Before you can cut out sugar, you need to figure out where it's coming from. This list of common foods high in sugar can help. Consuming these regularly can directly increase your sugar intake, but cutting them out can lower it. Identify which items you consume daily (or more), and aim to cut two per week—otherwise continue eating as you would normally.
These super-sweet items barely even try to hide their sugar content.
Regular soda: 11 tsp. (44 g) sugars per 12-oz. serving
Sports drink: 5 tsp. (20 g) sugars per 12-oz. serving
Fruit juice: 5 tsp. (20 g) sugars per 8-oz. serving
Coffee drink: 7 tsp. (28 g) sugars per 12-oz. serving
Candy: 7 tsp. (28 g) sugars per regular-size candy bar
Flavored milk: 6 tsp. (24 g) sugars per 1-cup serving
Cake, pie, cookie, and baked goods: 10 tsp. (40 g) sugars per serving
Flavored yogurt: 5 tsp. (20 g) sugars per 6-oz. serving
Fruit-and-dairy smoothie: 6 tsp. (24 g) sugars per 1-cup serving
Sugary breakfast cereal: 3 tsp. (12 g) sugars per 1-cup serving
Now that you've given up two sugary foods, how do you feel? Think you can do it again? Go another week without consuming that coffee drink and cookie. If you identified any other sugar bombs in your diet, give up another two this week. Eliminate two per week until you're not consuming any. Pretty soon it'll be habit.
These treats are where sugar has been sneaky. While not as obvious (and not quite as high in sugars) as the the Sugar Bombs, these foods still make a difference. Choose three that you eat most often, and eliminate them for a week. Each week, choose three more until you've eliminated all of them.
Even ketchup and canned soup are hiding added sugars. Check this list carefully to see what you're consuming.

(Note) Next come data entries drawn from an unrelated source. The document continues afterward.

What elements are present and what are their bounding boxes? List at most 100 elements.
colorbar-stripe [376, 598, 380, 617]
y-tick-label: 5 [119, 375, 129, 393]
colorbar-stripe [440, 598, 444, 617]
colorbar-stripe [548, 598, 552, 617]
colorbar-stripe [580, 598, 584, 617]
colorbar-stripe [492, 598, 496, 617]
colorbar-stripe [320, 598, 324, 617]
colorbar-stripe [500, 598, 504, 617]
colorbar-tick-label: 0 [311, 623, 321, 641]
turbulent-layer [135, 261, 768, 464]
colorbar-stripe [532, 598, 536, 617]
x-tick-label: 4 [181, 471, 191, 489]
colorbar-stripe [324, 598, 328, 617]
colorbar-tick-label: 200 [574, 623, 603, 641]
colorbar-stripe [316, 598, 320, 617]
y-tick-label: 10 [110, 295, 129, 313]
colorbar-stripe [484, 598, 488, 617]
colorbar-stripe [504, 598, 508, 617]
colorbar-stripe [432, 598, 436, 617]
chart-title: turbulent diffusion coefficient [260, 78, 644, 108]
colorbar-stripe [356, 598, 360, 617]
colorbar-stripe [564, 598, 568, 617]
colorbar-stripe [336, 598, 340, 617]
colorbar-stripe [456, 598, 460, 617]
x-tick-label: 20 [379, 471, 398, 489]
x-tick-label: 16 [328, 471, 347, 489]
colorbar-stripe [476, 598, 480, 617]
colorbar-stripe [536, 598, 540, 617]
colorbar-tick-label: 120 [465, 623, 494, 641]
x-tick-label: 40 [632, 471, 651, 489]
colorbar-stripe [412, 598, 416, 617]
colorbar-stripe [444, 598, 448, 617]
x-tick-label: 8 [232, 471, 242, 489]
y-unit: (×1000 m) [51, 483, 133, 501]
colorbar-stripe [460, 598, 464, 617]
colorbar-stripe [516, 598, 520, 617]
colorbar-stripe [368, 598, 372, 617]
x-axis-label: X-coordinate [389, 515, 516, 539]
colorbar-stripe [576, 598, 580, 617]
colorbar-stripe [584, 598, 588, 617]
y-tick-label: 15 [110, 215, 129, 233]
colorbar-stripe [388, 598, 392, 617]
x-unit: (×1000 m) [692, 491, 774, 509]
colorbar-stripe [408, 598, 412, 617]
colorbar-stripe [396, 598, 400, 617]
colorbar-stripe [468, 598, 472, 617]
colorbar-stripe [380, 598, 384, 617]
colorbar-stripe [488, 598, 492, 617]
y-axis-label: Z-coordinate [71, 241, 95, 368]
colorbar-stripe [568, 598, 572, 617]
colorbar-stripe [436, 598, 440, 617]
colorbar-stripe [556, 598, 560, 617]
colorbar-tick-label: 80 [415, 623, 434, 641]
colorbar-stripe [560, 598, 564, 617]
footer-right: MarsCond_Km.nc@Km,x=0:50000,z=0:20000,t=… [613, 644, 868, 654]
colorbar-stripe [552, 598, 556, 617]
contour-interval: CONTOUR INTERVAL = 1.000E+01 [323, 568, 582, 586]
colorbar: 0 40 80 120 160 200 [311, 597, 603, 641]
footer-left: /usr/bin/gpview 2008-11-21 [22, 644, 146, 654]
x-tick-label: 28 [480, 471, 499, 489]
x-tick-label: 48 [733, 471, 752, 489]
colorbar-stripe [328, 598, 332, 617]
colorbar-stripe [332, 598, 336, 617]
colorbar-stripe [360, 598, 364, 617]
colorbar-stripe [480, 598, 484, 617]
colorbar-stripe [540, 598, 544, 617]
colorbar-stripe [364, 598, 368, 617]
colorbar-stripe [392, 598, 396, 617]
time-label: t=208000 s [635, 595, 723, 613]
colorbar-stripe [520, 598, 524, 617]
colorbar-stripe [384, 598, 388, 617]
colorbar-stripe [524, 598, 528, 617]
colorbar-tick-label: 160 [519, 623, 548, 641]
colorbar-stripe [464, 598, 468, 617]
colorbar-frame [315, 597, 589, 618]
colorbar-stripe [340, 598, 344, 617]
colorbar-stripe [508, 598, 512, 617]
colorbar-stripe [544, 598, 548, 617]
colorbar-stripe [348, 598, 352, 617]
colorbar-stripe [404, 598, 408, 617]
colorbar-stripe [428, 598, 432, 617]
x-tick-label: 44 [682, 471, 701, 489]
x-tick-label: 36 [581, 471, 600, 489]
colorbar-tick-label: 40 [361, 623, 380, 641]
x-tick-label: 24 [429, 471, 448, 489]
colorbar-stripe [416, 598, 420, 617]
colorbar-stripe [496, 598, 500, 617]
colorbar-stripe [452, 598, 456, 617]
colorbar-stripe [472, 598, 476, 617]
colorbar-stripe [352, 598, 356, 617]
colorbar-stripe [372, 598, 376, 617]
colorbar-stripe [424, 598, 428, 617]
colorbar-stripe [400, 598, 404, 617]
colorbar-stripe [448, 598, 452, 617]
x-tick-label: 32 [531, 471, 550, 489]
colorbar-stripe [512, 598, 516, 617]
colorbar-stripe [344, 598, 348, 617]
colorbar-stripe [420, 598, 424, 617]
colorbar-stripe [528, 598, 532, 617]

Trail mix: 3 tsp. (12 g) sugars per 1-oz. serving
Canned soup: 1.5 tsp. (6 g) sugars per 1-cup serving
Breakfast cereal: 2.5 tsp. (10 g) sugars per 1-cup serving
Salad dressing: 2 tsp. (8 g) sugars per 1-Tbsp. serving
Ketchup: 2 tsp. (8 g) sugars per 2-Tbsp. serving
Barbecue sauce: 4 tsp. (16 g) sugars per 2-Tbsp. serving
Tomato/pasta sauce: 2 tsp. (8 g) sugars per .5-cup serving
Granola bar: 3 tsp. (12 g) sugars per bar
Bread: 1 tsp. (4 g) sugars per 2 slices
Pickles: 1 tsp. (4 g) sugars per serving
Instant flavored oatmeal: 3 tsp. (12 g) sugars per packet
Remember, we're going for a lifestyle change here, not a short-lived diet. It might seem tough to give up sugary items you consume every day, but pretty soon your taste buds will adjust. Eventually, you might begin to think that sugary breakfast cereal is far too sweet. But if you have dessert every now and then, or a coffee drink on a rough morning, it's certainly not the end of the world.